Here we use nohup, but any method that runs two models in the background should work.

MongoDB

Our demo requires MongoDB to store feedback and monolingual data.

After you setup your MongoDB, put your MONGO_URI in a file named confidential.py.

By default, we use the following collections:

  • expert: for storing experts' feedback, e.g., { "_id" : ObjectId("xxx"), "type" : "tochr", "model" : "nmt", "en" : "I'm going to get some coffee.", "chr" : "ᎧᏫ ᏫᏓᏥᏁᎩᏏ.", "qe" : "1.9693317866337503", "rate" : "5", "text" : "ᎧᏫ ᏫᏓᏥᏁᎩᏏ.", "timestamp" : 1618012380.4715204, "comment" : "" }
  • user: for storing common users' feedback, e.g., { "_id" : ObjectId("xxx"), "type" : "tochr", "model" : "nmt", "en" : "Hello", "chr" : "ᏏᏲ", "qe" : "2.840020728156041", "rate" : "5", "timestamp" : 1616613202.3531222, "comment" : "" }
  • chr: for storing unlabeled Cherokee data, e.g., { "_id" : ObjectId("xxx"), "uid" : "040921_19", "text" : "ᏍᎩᏅ ᎠᏯᏨᏗ ᏍᎪᎢᏯᎦᏴᎵᎠᏕᎳ ᏚᎵᎬᏩᎳ?"", "status" : "unlabeled" }
  • en: for storing unlabeled English data, e.g., { "_id" : ObjectId("xxx"), "uid" : "3980085662.jpg#0r1e_2", "text" : "boys play football", "status" : "unlabeled" }

See ChrEnTranslator.py for how we use MongoDB.

Start

After the preparation above, simply start the demo by running:

python ChrEnTranslator.py 

Then you can access to the website via http://127.0.0.1:5000/ or http://127.0.0.1:5000/expert.

Here is a screen shot: Demo

If you want to run it as a online service.
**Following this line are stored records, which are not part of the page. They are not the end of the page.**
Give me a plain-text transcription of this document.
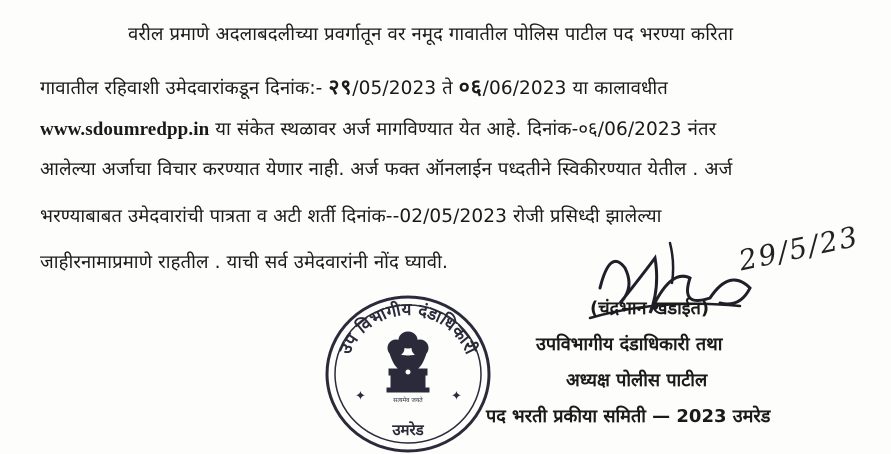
वरील प्रमाणे अदलाबदलीच्या प्रवर्गातून वर नमूद गावातील पोलिस पाटील पद भरण्या करिता
गावातील रहिवाशी उमेदवारांकडून दिनांक:- २९/05/2023 ते ०६/06/2023 या कालावधीत
www.sdoumredpp.in या संकेत स्थळावर अर्ज मागविण्यात येत आहे. दिनांक-०६/06/2023 नंतर
आलेल्या अर्जाचा विचार करण्यात येणार नाही. अर्ज फक्त ऑनलाईन पध्दतीने स्विकीरण्यात येतील . अर्ज
भरण्याबाबत उमेदवारांची पात्रता व अटी शर्ती दिनांक--02/05/2023 रोजी प्रसिध्दी झालेल्या
जाहीरनामाप्रमाणे राहतील . याची सर्व उमेदवारांनी नोंद घ्यावी.
उप विभागीय दंडाधिकारी
उमरेड
✦	✦
सत्यमेव जयते
29/5/23
(चंद्रभान खडाईत)
उपविभागीय दंडाधिकारी तथा
अध्यक्ष पोलीस पाटील
पद भरती प्रकीया समिती — 2023 उमरेड
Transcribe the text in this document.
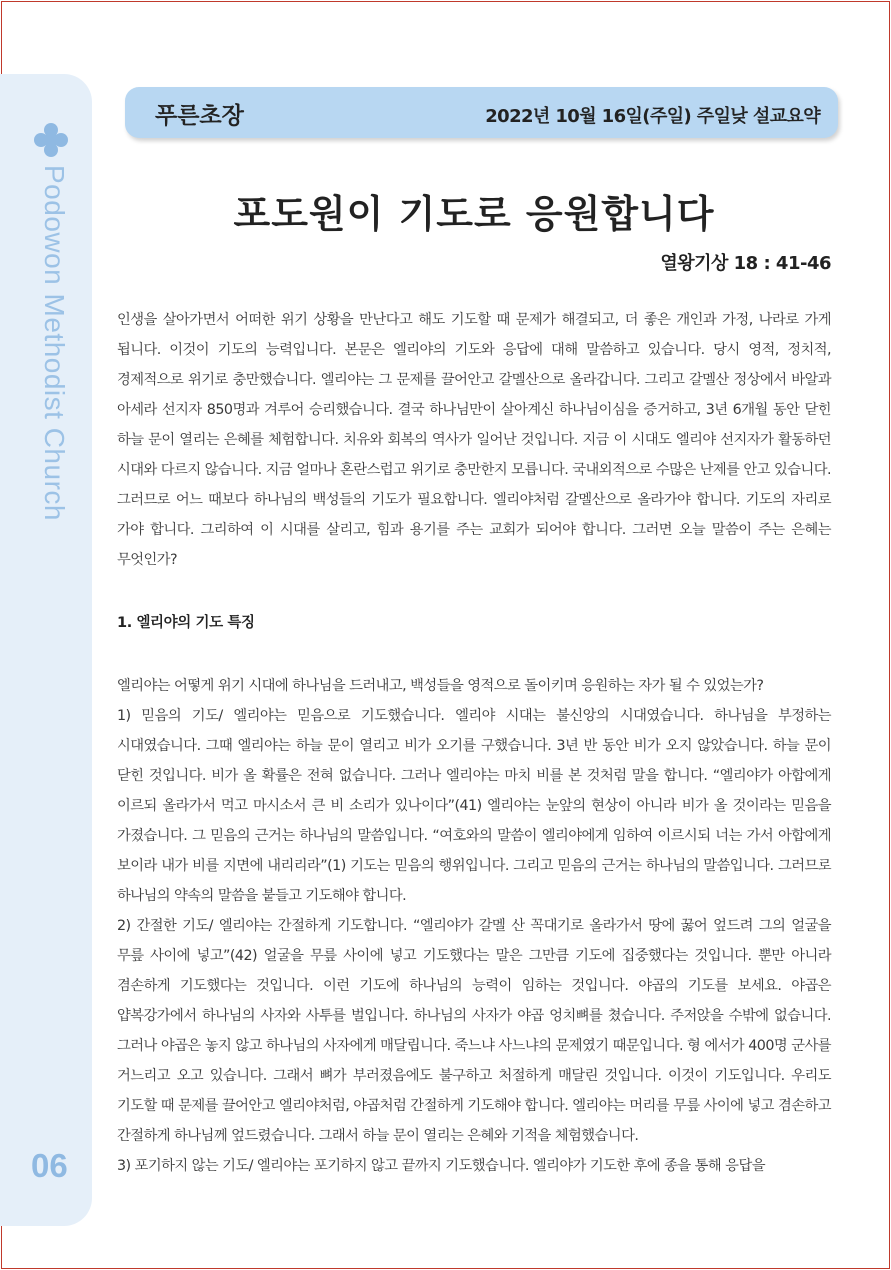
Podowon Methodist Church
06
푸른초장	2022년 10월 16일(주일) 주일낮 설교요약
포도원이 기도로 응원합니다
열왕기상 18 : 41-46

인생을 살아가면서 어떠한 위기 상황을 만난다고 해도 기도할 때 문제가 해결되고, 더 좋은 개인과 가정, 나라로 가게 됩니다. 이것이 기도의 능력입니다. 본문은 엘리야의 기도와 응답에 대해 말씀하고 있습니다. 당시 영적, 정치적, 경제적으로 위기로 충만했습니다. 엘리야는 그 문제를 끌어안고 갈멜산으로 올라갑니다. 그리고 갈멜산 정상에서 바알과 아세라 선지자 850명과 겨루어 승리했습니다. 결국 하나님만이 살아계신 하나님이심을 증거하고, 3년 6개월 동안 닫힌 하늘 문이 열리는 은혜를 체험합니다. 치유와 회복의 역사가 일어난 것입니다. 지금 이 시대도 엘리야 선지자가 활동하던 시대와 다르지 않습니다. 지금 얼마나 혼란스럽고 위기로 충만한지 모릅니다. 국내외적으로 수많은 난제를 안고 있습니다. 그러므로 어느 때보다 하나님의 백성들의 기도가 필요합니다. 엘리야처럼 갈멜산으로 올라가야 합니다. 기도의 자리로 가야 합니다. 그리하여 이 시대를 살리고, 힘과 용기를 주는 교회가 되어야 합니다. 그러면 오늘 말씀이 주는 은혜는 무엇인가?

1. 엘리야의 기도 특징

엘리야는 어떻게 위기 시대에 하나님을 드러내고, 백성들을 영적으로 돌이키며 응원하는 자가 될 수 있었는가?

1) 믿음의 기도/ 엘리야는 믿음으로 기도했습니다. 엘리야 시대는 불신앙의 시대였습니다. 하나님을 부정하는 시대였습니다. 그때 엘리야는 하늘 문이 열리고 비가 오기를 구했습니다. 3년 반 동안 비가 오지 않았습니다. 하늘 문이 닫힌 것입니다. 비가 올 확률은 전혀 없습니다. 그러나 엘리야는 마치 비를 본 것처럼 말을 합니다. “엘리야가 아합에게 이르되 올라가서 먹고 마시소서 큰 비 소리가 있나이다”(41) 엘리야는 눈앞의 현상이 아니라 비가 올 것이라는 믿음을 가졌습니다. 그 믿음의 근거는 하나님의 말씀입니다. “여호와의 말씀이 엘리야에게 임하여 이르시되 너는 가서 아합에게 보이라 내가 비를 지면에 내리리라”(1) 기도는 믿음의 행위입니다. 그리고 믿음의 근거는 하나님의 말씀입니다. 그러므로 하나님의 약속의 말씀을 붙들고 기도해야 합니다.

2) 간절한 기도/ 엘리야는 간절하게 기도합니다. “엘리야가 갈멜 산 꼭대기로 올라가서 땅에 꿇어 엎드려 그의 얼굴을 무릎 사이에 넣고”(42) 얼굴을 무릎 사이에 넣고 기도했다는 말은 그만큼 기도에 집중했다는 것입니다. 뿐만 아니라 겸손하게 기도했다는 것입니다. 이런 기도에 하나님의 능력이 임하는 것입니다. 야곱의 기도를 보세요. 야곱은 얍복강가에서 하나님의 사자와 사투를 벌입니다. 하나님의 사자가 야곱 엉치뼈를 쳤습니다. 주저앉을 수밖에 없습니다. 그러나 야곱은 놓지 않고 하나님의 사자에게 매달립니다. 죽느냐 사느냐의 문제였기 때문입니다. 형 에서가 400명 군사를 거느리고 오고 있습니다. 그래서 뼈가 부러졌음에도 불구하고 처절하게 매달린 것입니다. 이것이 기도입니다. 우리도 기도할 때 문제를 끌어안고 엘리야처럼, 야곱처럼 간절하게 기도해야 합니다. 엘리야는 머리를 무릎 사이에 넣고 겸손하고 간절하게 하나님께 엎드렸습니다. 그래서 하늘 문이 열리는 은혜와 기적을 체험했습니다.

3) 포기하지 않는 기도/ 엘리야는 포기하지 않고 끝까지 기도했습니다. 엘리야가 기도한 후에 종을 통해 응답을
Please refer to this tutorial.

Disclaimer

  • Whenever you use our demo, you agree to be aware that the translations provided by our demo are translated by machines, are highly likely to be poor-quality, and are not supposed to be used anywhere else without confirmation from professional Cherokee-English translators.